This morning as I opened my eyes, just as I was clearing my mind of sleep, the first clear thought popped into my head. You know that lazy feeling when the dream world is awakening to the day? When your mind is in a bit of limbo between those 2 worlds? That was when I thought of turning the 12 days of Christmas into the 12 days of grateful.
As I lay there crafting my ideas, more concretely around the multitude of things I am grateful for, I thought this was going to be so easy. I am on vacation in a wonderful area of the world. It is Christmas time. I have many family members here with me, what could be easier?
And so I went about my day. Normal stuff. Nice healthy breakfast in the sunshine, working out under a palm tree with my sister. Laying in the sun, reading a good book. Munching on Mexican specialties, sipping cool drinks.
Later in the afternoon the adults in our group headed into a nearby town to scout future dinner plans and stock up on provisions. With the suburban completely packed with groceries for 2 families we made our way back home, our domestic responsibilities taken care of.
In a blink of an eye, what was a textbook day in the sun turned into something else. It kind of happened in slow motion, but it was all over so quickly. A small truck drove straight into us and the driver was out of the vehicle and falling to the ground. The police were all around us. Details were being explained, phone calls were being made. The driver was whisked away in an ambulance. We spent some time in a Mexican Police station, waiting for the only officer in town who spoke English to assist us.
A taxi helped us hand bomb all the groceries into his van. We finally took the drive home, this time we walked on shaky legs. After all we had been through the taxi didn’t have working seatbelts and drove very strangely with apparently horrible mechanics in the steering column causing it to weave around the road a bit. But we were all a little gun shy.
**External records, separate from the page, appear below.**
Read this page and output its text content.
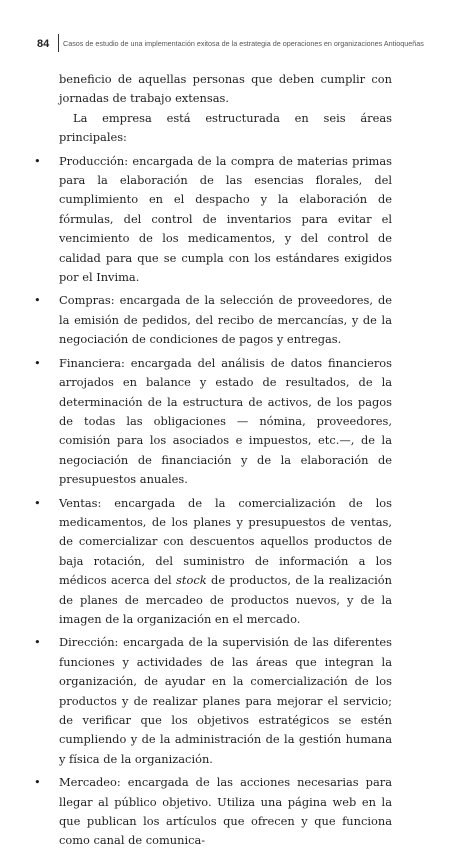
84 Casos de estudio de una implementación exitosa de la estrategia de operaciones en organizaciones Antioqueñas

beneficio de aquellas personas que deben cumplir con jornadas de trabajo extensas.

La empresa está estructurada en seis áreas principales:

• Producción: encargada de la compra de materias primas para la elaboración de las esencias florales, del cumplimiento en el despacho y la elaboración de fórmulas, del control de inventarios para evitar el vencimiento de los medicamentos, y del control de calidad para que se cumpla con los estándares exigidos por el Invima.
• Compras: encargada de la selección de proveedores, de la emisión de pedidos, del recibo de mercancías, y de la negociación de condiciones de pagos y entregas.
• Financiera: encargada del análisis de datos financieros arrojados en balance y estado de resultados, de la determinación de la estructura de activos, de los pagos de todas las obligaciones — nómina, proveedores, comisión para los asociados e impuestos, etc.—, de la negociación de financiación y de la elaboración de presupuestos anuales.
• Ventas: encargada de la comercialización de los medicamentos, de los planes y presupuestos de ventas, de comercializar con descuentos aquellos productos de baja rotación, del suministro de información a los médicos acerca del stock de productos, de la realización de planes de mercadeo de productos nuevos, y de la imagen de la organización en el mercado.
• Dirección: encargada de la supervisión de las diferentes funciones y actividades de las áreas que integran la organización, de ayudar en la comercialización de los productos y de realizar planes para mejorar el servicio; de verificar que los objetivos estratégicos se estén cumpliendo y de la administración de la gestión humana y física de la organización.
• Mercadeo: encargada de las acciones necesarias para llegar al público objetivo. Utiliza una página web en la que publican los artículos que ofrecen y que funciona como canal de comunica-
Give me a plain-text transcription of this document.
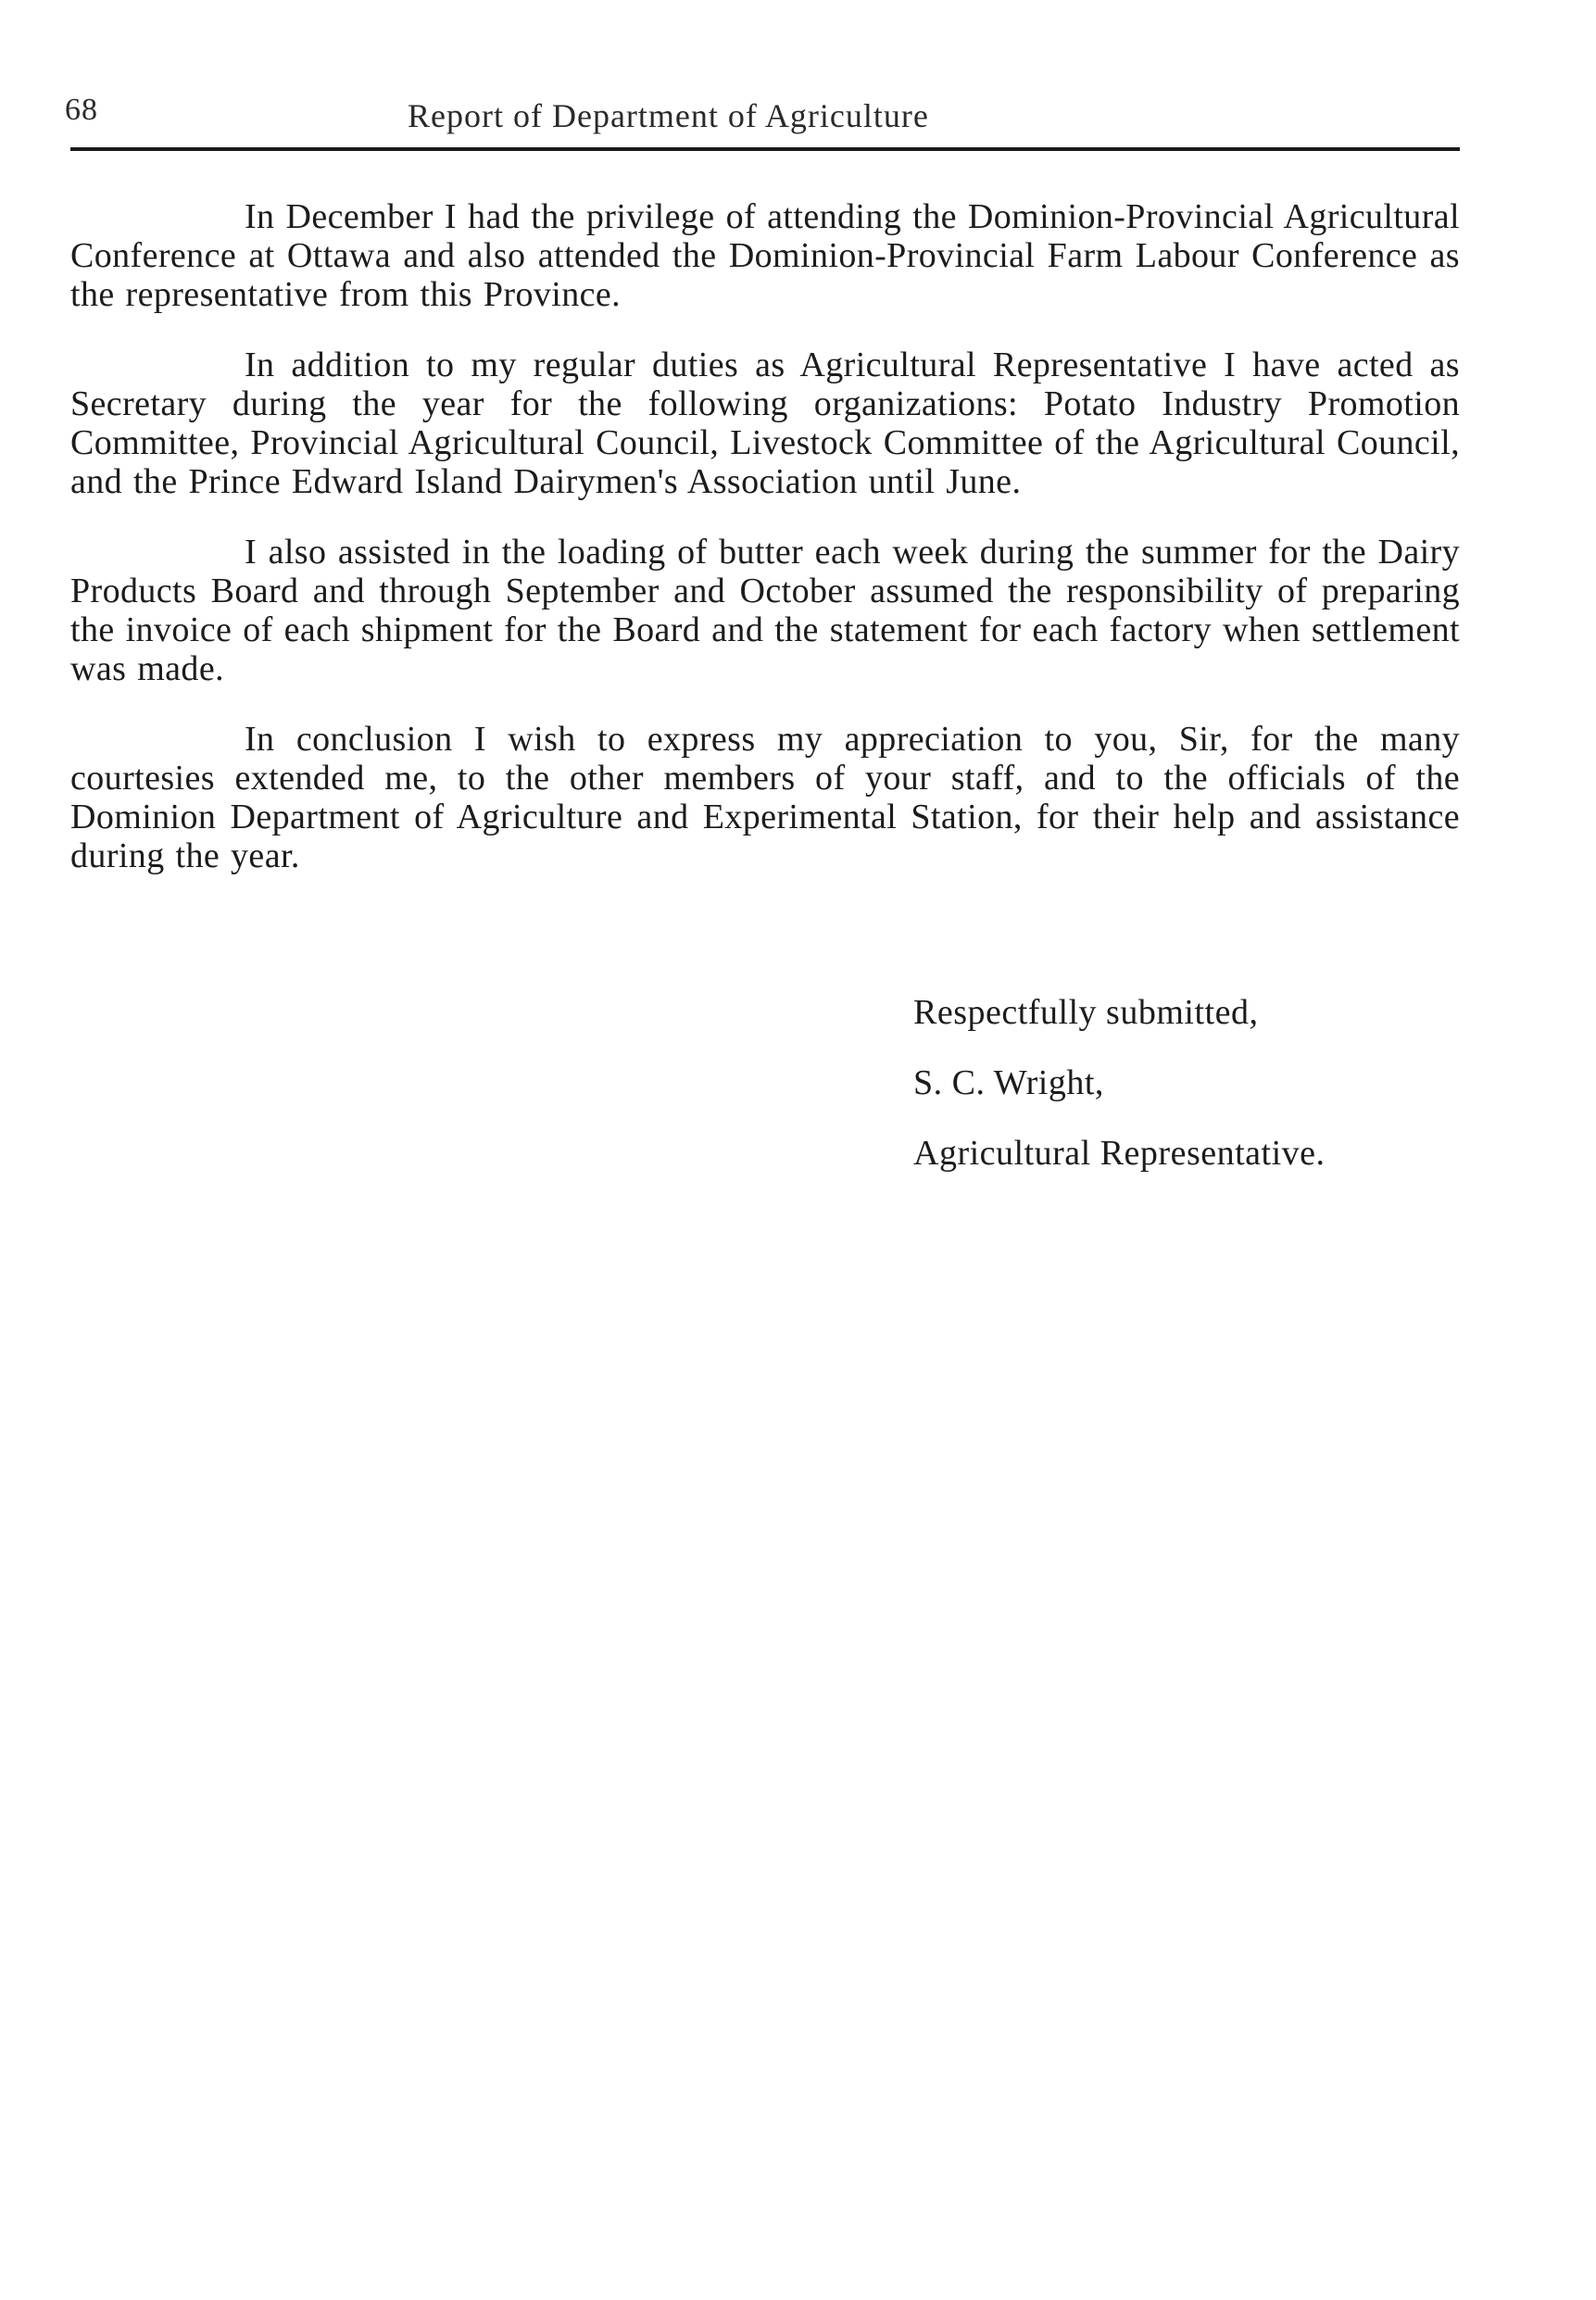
68	Report of Department of Agriculture

In December I had the privilege of attending the Dominion-Provincial Agricultural Conference at Ottawa and also attended the Dominion-Provincial Farm Labour Conference as the representative from this Province.

In addition to my regular duties as Agricultural Representative I have acted as Secretary during the year for the following organizations: Potato Industry Promotion Committee, Provincial Agricultural Council, Livestock Committee of the Agricultural Council, and the Prince Edward Island Dairymen's Association until June.

I also assisted in the loading of butter each week during the summer for the Dairy Products Board and through September and October assumed the responsibility of preparing the invoice of each shipment for the Board and the statement for each factory when settlement was made.

In conclusion I wish to express my appreciation to you, Sir, for the many courtesies extended me, to the other members of your staff, and to the officials of the Dominion Department of Agriculture and Experimental Station, for their help and assistance during the year.

Respectfully submitted,
S. C. Wright,
Agricultural Representative.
On the first day of grateful, the list goes on and on for what went well, despite what also didn’t go so well. It is in times like this that is helps to count your blessings and savour everything as the gift, which it is. So to start out what I am grateful for, today:
- My husband, who is a wonderful man in so many ways, but today was a shinning star. He was calm, he very clearly explained everything and handled all the necessary details. He also did a great job defensively driving to ensure the accident was not any worse.
- My sister and brother-in-law who thought so quickly of what needed to be done and jumped to it. I sat for a long time in my seat, with my seatbelt on, in shock. I just couldn’t think of what to do, so I stayed put.
- All our kids – for not being with us. While we may be sore tomorrow from the impact, our tense muscles will easily relax an recover. This is something I hope the next generation does not have to experience, although that is probably niave.
- Our health. Not everyone can be in an accident, even a minor one like this, and walk away so easily. This is another friendly reminder to continually work at staying strong. Particularly as the years of age keep trying to work against us!
- That this accident was not any worse. Many times people cannot get past the “bad thing” when it happens. It always pays to remember it can always be worse.
- The Police station was only 2 buildings away. The driver who got out of the truck and fell to the ground was clearly injured and got the quickest attention possible.
- I have the ability to be enjoying a vacation in a sun destination with my family, half of our group has not done this before.
I’m fairly certain the rest of the days will be less “eventful”. I’m kind of praying for that actually. It would be easy to stay put for the rest of this vacation and not drive back into the town of the accident. But, we don’t experience all the good in life, if we hide away being over cautious and safe. It is a dance and balancing act between these two sides of danger, or risk and the thrill of exploring new territory and seeing new places. It is with this spirit that we will head out again and find even more to be grateful for as we enjoy these days.